In [63]:
import numpy as np
import pandas as pd
import seaborn as sns
import calendar
import matplotlib.pyplot as plt
from collections import Counter

In [64]:
data = pd.read_csv('movie_bd_v5.csv.xls')
data.sample(5)

Unnamed: 0,imdb_id,budget,revenue,original_title,cast,director,tagline,overview,runtime,genres,production_companies,release_date,vote_average,release_year
1465,tt0405469,80000000,37384046,The Wild,Kiefer Sutherland|Jim Belushi|Eddie Izzard|Jan...,Steve 'Spaz' Williams,"The Circle Of Life, meets the big apple.",An adolescent lion is accidentally shipped fro...,94,Family|Animation,Walt Disney Pictures|Contrafilm|C.O.R.E. Featu...,3/6/2006,5.2,2006
713,tt1027862,21000000,17600000,Swing Vote,Kevin Costner|Madeline Carroll|Paula Patton|Ke...,Joshua Michael Stern,One ordinary guy is giving the candidates a re...,"In a remarkable turn of events, the result of ...",120,Drama|Comedy,Touchstone Pictures,8/1/2008,5.7,2008
1232,tt1931435,35000000,21819348,The Big Wedding,Robert De Niro|Diane Keaton|Katherine Heigl|Am...,Justin Zackham,It's never too late to start acting like a family,To the amusement of their adult children and f...,90,Comedy,Millenium Films|Two Ton Films,4/25/2013,5.6,2013
1779,tt0446013,45000000,30822861,Pathfinder,Karl Urban|Moon Bloodgood|Russell Means|Clancy...,Marcus Nispel,"Two Worlds, One War.
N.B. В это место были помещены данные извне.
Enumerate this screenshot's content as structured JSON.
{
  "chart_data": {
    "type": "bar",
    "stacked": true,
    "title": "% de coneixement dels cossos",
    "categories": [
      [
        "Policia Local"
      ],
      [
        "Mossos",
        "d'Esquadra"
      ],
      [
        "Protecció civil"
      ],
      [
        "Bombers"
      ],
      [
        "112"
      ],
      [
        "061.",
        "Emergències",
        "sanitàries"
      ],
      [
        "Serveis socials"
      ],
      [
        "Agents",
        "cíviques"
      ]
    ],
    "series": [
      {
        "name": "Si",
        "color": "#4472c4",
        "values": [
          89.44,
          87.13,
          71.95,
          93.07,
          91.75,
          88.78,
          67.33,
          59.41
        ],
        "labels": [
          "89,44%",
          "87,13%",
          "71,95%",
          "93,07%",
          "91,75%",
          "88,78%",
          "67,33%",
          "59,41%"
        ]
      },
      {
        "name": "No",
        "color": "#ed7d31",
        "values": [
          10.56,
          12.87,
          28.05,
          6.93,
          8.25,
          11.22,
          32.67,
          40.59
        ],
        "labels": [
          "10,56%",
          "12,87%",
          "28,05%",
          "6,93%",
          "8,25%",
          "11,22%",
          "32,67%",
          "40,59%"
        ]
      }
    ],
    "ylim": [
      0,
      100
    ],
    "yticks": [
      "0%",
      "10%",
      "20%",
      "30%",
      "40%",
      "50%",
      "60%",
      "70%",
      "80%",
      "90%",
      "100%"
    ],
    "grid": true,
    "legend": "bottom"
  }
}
The Ultimate Battle Begins.",A Viking boy is left behind after his clan bat...,99,Action,Twentieth Century Fox Film Corporation|Dune En...,1/11/2007,5.4,2007
642,tt0494238,60000000,57490374,Inkheart,Brendan Fraser|Sienna Guillory|Andy Serkis|Eli...,Iain Softley,Every story ever written is just waiting to be...,The adventures of a father and his young daugh...,106,Adventure|Family|Fantasy,New Line Cinema|Internationale Filmproduktion ...,12/11/2008,5.8,2008


In [65]:
data.describe()

Unnamed: 0,budget,revenue,runtime,vote_average,release_year
count,1889.0,1889.0,1889.0,1889.0,1889.0
mean,54310830.0,155365300.0,109.658549,6.140762,2007.860773
std,48587210.0,214669800.0,18.017041,0.764763,4.468841
min,5000000.0,2033165.0,63.0,3.3,2000.0
25%,20000000.0,34560580.0,97.0,5.6,2004.0
50%,38000000.0,83615410.0,107.0,6.1,2008.0
75%,72000000.0,178262600.0,120.0,6.6,2012.0
max,380000000.0,2781506000.0,214.0,8.1,2015.0


# Preprocessing

In [66]:
answers = {}  # dict for answers


def seasons_converter(month):
    """ converts a number to season """
    winter = [12, 1, 2]
    summer = [6, 7, 8]
    spring = [3, 4, 5]
    autumn = [9, 10, 11]

    if month in winter:
        return 'Winter'
    elif month in summer:
        return 'Summer'
    elif month in spring:
        return 'Spring'
    elif month in autumn:
        return 'Autumn'

    return ''


data['profit'] = data.apply(lambda row: row.revenue - row.budget, axis=1)
data['month'] = data.apply(
    lambda row: calendar.month_name[int(row.release_date.split('/')[0])], axis=1)
data['season'] = data.apply(lambda row: seasons_converter(
    int(row.release_date.split('/')[0])), axis=1)
data['name_length'] = data.apply(lambda row: len(row.original_title), axis=1)
data['overview_length'] = data.apply(
    lambda row: len(row.overview.split()), axis=1)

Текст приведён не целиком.